Sounds of Silence

I came back from the far east and got buried by email and meetings. Plus my stupid HP laptop is still stupid – now the both the built in wireless and the PCMCIA card slot are not working correctly so I can’t get on wireless. Amazing how quickly the ability to get online from anywhere in my house has become routine to the point where if I can’t get on wireless, I barely get online at all.

A couple of quick takes:

  • Keith blogged about giving BillG the third copy of Software Factories that came off the presses. When he came to present Software Factories to my team, he gave me copy number four.
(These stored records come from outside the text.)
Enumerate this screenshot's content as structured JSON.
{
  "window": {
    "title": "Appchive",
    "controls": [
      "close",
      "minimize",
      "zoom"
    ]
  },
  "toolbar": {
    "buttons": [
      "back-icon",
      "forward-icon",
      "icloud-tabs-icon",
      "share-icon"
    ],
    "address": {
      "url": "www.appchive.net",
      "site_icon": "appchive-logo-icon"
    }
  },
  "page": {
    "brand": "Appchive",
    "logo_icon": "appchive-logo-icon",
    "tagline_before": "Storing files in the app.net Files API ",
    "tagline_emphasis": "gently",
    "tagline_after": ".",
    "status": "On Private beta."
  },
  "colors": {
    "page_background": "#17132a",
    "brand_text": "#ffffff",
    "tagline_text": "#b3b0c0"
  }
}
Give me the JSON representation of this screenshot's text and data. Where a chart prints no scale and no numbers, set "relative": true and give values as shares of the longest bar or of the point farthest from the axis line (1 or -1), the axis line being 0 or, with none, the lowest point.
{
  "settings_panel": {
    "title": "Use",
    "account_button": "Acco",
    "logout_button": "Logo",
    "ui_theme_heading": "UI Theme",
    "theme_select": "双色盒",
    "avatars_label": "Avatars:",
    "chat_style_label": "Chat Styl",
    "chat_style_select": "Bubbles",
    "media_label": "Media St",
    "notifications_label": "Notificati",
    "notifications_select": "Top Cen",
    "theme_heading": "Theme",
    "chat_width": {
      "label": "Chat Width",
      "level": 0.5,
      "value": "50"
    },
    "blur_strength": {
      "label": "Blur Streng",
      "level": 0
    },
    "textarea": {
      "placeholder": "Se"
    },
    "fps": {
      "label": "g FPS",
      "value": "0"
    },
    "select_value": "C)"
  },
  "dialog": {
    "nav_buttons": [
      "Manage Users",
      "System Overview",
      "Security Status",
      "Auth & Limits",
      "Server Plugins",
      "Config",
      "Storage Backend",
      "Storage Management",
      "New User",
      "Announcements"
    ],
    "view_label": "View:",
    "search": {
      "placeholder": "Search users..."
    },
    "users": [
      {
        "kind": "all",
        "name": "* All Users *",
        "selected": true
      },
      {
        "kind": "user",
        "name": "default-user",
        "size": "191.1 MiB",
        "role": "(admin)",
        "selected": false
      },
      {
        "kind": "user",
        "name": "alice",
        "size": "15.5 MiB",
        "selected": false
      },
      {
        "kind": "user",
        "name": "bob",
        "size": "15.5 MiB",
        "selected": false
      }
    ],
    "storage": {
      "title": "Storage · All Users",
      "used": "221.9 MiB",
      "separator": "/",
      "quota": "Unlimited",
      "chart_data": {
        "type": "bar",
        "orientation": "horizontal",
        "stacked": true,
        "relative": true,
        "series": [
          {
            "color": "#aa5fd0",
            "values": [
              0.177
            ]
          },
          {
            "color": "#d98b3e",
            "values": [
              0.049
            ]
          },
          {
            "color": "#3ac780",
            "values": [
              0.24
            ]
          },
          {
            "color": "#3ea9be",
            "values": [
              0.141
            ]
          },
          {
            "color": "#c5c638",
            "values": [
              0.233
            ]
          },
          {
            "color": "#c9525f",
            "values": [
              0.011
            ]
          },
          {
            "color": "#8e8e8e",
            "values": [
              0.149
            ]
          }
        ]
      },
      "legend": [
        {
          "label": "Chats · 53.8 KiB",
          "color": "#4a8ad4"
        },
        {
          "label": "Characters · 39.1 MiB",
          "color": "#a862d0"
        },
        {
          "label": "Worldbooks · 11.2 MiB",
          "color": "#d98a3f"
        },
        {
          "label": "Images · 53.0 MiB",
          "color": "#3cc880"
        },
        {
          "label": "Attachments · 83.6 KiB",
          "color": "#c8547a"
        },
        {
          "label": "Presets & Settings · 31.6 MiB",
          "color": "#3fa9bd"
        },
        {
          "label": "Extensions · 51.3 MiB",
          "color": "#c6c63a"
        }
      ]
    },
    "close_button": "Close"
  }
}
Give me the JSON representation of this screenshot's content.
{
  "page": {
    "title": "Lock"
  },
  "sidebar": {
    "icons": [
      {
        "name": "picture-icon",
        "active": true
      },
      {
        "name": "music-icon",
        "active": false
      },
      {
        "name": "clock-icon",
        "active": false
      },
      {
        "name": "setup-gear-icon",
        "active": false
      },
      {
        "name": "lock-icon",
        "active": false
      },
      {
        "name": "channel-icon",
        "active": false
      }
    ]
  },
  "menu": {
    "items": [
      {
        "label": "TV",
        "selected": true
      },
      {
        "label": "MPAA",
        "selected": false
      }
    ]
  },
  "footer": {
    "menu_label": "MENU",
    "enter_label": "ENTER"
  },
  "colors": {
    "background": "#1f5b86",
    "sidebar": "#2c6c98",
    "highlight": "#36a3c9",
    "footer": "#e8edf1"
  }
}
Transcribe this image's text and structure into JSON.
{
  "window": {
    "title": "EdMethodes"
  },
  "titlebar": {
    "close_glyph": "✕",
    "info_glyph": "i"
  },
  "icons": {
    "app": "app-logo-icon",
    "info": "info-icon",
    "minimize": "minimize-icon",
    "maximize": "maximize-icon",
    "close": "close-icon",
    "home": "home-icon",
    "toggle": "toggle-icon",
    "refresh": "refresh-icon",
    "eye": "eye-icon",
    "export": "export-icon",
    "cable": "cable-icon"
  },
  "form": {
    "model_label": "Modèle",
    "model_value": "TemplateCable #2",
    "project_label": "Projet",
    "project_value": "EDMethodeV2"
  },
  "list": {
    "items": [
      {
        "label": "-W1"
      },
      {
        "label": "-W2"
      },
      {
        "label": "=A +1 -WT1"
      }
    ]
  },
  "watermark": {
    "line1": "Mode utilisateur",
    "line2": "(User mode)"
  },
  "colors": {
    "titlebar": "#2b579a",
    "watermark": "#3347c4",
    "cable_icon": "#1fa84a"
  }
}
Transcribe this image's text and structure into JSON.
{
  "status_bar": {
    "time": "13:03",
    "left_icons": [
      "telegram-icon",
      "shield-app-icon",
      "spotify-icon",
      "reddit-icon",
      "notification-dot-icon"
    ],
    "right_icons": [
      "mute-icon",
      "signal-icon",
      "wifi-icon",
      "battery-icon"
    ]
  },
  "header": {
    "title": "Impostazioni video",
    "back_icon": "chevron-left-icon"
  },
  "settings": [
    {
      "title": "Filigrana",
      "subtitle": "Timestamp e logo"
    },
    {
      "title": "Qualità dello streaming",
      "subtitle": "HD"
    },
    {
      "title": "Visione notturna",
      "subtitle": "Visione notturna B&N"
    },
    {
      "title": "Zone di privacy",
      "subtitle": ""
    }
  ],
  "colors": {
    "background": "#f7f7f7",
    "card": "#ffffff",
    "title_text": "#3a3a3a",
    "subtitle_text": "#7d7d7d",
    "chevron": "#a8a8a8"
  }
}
He and Jack even signed it. Cool!
  • Keith and Jack’s Software Factories presentation was a huge hit with my team. Our architects want their own copies of the book now. Pat even stole borrowed my signed copy to read over the weekend. I can’t wait to see the general response to this book.
  • I got the scores back from TechEd Malaysia and Beijing. Metropolis was the top architecture session of TechEd Malaysia and Data in SOA was the top architecture session and in the top ten of all sessions at TechEd Beijing. Gurpreet’s sessions also did very well. There are still a few worldwide TechEd’s left, but I think it’s safe to say that the new architecture track has been a big success. We’re already in planning for next year, so look out for us to build on that success.
  • I’m still pretty much at the “what good is this?” stage on WS-Transfer and WS-Enumeration. I can possibly see using WS-Enum and/or WS-Xfer’s Get action for retrieving reference data, though recent issues with RSS and bandwidth demonstrate the inefficiency of polling for changes. David Ing commented that WS-Xfer provides “semantic understanding” of actions. True, but at the cost of semantic understanding of the data. It’s much easier to change the name of the action that to change the schema of the message, yet WS-Xfer and WS-Enum’s operations are completely untyped. So I remain unconvinced of the value of these specifications.

Comments:

Oh, I kind of pictured using it like this (warning, ASCII art now follows... ;) - PurchaseOrder (Service) . GET (WS-T) . PUT (WS-T) * CheckStock() (service specific) - Foo (Service) . GET (WS-T) . PUT (WS-T) * Bar (service specific) i.e. the services and their data *are* typed with schemas but the actions share a kind of very simple interface type where applicable. I say again, this doesn't work for everything (i.e. a framework mindset that the client has to play in too),and you (of course) still need extra methods/actions; but where you can boil it down to services being able to 'facade' a 'resource like' business entity like a PurchaseOrder or such, then you can (a) walk up to a service a priori and have a chance at using it in context and (b) be able to aggregate the services (oh my, reporting with services, what next? :). So all a bit too much to squeeze into a comment, but I would certainly agree that it's not 100% convincing as a set of specs, but interesting never the less...
Regarding your laptop...I had a similar problem with my Compaq, and my current hypothesis is that the anti-spyware utility called AdAware had somehow messed up my settings. I tried a registry hack to correct the problem, but my laptop did not survive the surgery.